# Компьютерные технологии > СОФТ (SOFT) > Мультимедиа >  Чем вырезать кусок из фильма AVI?

## IgorIgorev

Мне нужно вырезать из середины фильма AVI кусок а затем склеить два оставшихся.
Подскажите пожалуйста такую прогу.
Желательно не сложную и по возможности на русском.
Проги которые просто режут на куски у меня есть.
Есть и те что склеивают.
Но может есть такая которой можно было бы вырезать и сразу склеить.

----------


## IMPERIAL

Не уверен, но может Fraps? Не знаю пишет он или нет с плеера, но функционал его такой - включил хоткеем, он записывает то что нужно. Отключил - перестает. Запиши тот момент из фильма и все.

----------


## VORBISC

virtualdub валяется повсюду в инете

----------


## IMPERIAL

> virtualdub валяется повсюду в инете





> Проги которые просто режут на куски у меня есть.


........

----------


## VORBISC

virtualdub и режет и склеивает и перекодирует если нужно.

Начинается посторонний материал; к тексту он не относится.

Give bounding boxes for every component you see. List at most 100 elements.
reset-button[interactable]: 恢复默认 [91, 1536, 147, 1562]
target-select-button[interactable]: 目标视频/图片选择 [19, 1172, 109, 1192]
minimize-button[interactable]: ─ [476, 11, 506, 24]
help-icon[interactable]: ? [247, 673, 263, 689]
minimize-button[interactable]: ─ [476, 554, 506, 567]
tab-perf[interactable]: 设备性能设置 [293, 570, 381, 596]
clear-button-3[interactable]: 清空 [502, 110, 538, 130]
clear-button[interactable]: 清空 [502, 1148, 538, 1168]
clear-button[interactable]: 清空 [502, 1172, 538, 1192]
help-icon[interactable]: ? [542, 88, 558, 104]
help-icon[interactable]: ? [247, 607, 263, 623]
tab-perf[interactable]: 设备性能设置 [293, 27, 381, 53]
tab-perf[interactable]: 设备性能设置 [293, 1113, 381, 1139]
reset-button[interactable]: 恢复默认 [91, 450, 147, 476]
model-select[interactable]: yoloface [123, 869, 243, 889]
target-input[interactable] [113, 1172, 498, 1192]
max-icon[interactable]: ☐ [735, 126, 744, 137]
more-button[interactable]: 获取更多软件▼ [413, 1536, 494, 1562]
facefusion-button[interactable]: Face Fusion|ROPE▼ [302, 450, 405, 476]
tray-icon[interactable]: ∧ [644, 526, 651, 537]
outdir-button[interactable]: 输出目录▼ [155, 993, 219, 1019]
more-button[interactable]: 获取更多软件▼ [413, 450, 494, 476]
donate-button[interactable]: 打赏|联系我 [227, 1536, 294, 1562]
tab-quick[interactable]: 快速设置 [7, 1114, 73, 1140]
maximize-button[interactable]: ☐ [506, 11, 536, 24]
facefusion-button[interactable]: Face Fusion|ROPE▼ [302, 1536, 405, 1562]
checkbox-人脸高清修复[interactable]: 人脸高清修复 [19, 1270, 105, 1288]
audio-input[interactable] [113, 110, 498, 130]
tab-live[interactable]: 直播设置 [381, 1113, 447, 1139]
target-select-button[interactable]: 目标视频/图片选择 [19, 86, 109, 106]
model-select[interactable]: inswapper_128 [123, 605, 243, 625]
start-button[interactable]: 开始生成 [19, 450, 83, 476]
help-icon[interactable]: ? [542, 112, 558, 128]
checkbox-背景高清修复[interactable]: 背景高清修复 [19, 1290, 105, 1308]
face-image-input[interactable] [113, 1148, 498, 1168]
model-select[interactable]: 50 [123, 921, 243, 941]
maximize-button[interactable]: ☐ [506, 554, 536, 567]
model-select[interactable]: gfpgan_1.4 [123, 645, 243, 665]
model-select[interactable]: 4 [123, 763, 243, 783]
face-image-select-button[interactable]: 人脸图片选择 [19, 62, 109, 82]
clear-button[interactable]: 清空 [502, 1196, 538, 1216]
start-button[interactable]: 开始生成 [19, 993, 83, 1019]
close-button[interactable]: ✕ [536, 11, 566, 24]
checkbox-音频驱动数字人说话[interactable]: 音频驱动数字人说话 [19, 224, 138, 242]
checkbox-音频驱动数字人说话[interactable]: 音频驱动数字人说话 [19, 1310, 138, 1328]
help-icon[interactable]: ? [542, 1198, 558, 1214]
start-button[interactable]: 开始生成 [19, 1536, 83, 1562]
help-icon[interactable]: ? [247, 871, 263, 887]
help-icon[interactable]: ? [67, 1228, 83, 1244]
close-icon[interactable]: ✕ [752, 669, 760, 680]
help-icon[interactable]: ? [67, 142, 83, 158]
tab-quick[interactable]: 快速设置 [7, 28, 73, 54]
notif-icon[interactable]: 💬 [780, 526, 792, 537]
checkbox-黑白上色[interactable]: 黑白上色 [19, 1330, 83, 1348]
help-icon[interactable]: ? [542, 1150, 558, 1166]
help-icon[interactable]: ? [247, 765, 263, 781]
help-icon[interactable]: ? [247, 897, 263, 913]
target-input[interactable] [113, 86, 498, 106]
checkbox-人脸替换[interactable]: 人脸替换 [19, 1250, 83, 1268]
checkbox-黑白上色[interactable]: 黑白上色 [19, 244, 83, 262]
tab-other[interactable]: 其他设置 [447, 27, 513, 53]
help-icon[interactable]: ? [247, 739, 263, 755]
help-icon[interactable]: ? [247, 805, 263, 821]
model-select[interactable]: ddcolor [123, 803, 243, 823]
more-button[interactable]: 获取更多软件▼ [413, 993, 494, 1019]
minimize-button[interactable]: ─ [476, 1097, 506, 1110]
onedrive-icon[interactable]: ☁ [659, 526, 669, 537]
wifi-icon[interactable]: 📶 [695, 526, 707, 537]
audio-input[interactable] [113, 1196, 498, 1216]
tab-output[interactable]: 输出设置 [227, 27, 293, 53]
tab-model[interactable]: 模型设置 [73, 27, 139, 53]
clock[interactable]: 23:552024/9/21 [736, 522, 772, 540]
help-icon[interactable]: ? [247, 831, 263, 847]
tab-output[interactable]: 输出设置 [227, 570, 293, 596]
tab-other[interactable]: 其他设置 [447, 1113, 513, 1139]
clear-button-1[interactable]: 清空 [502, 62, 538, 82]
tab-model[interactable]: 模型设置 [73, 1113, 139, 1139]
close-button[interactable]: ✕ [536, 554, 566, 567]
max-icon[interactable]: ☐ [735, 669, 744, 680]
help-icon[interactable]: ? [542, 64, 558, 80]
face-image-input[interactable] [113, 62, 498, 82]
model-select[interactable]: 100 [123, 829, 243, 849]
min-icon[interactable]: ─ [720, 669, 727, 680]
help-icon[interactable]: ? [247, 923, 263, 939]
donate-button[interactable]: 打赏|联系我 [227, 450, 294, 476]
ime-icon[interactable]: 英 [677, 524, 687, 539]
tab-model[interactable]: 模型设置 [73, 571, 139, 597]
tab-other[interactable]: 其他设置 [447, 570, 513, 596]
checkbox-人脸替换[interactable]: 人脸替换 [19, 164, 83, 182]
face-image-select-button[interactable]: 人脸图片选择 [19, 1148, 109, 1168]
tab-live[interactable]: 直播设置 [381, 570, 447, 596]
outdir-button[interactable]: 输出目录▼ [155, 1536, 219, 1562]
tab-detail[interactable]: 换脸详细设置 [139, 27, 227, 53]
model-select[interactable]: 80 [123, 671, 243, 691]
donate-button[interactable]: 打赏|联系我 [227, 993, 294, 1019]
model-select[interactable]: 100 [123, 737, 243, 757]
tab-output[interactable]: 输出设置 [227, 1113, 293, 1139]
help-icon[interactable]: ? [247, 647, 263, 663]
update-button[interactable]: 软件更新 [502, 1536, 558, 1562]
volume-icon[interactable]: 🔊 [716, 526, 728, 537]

_Добавлено через 3 минуты 0 секунд_
и просто вырезать может фрагмент, тут же все сохранить, а если надо перекодировать.

----------


## tarara

Для этой операции вполне достаточно Widows Movie Maker (идет вместе с хр проф). Ну и если он(Movie Maker) не переваривает avi то конвертер, а их в сети полно

----------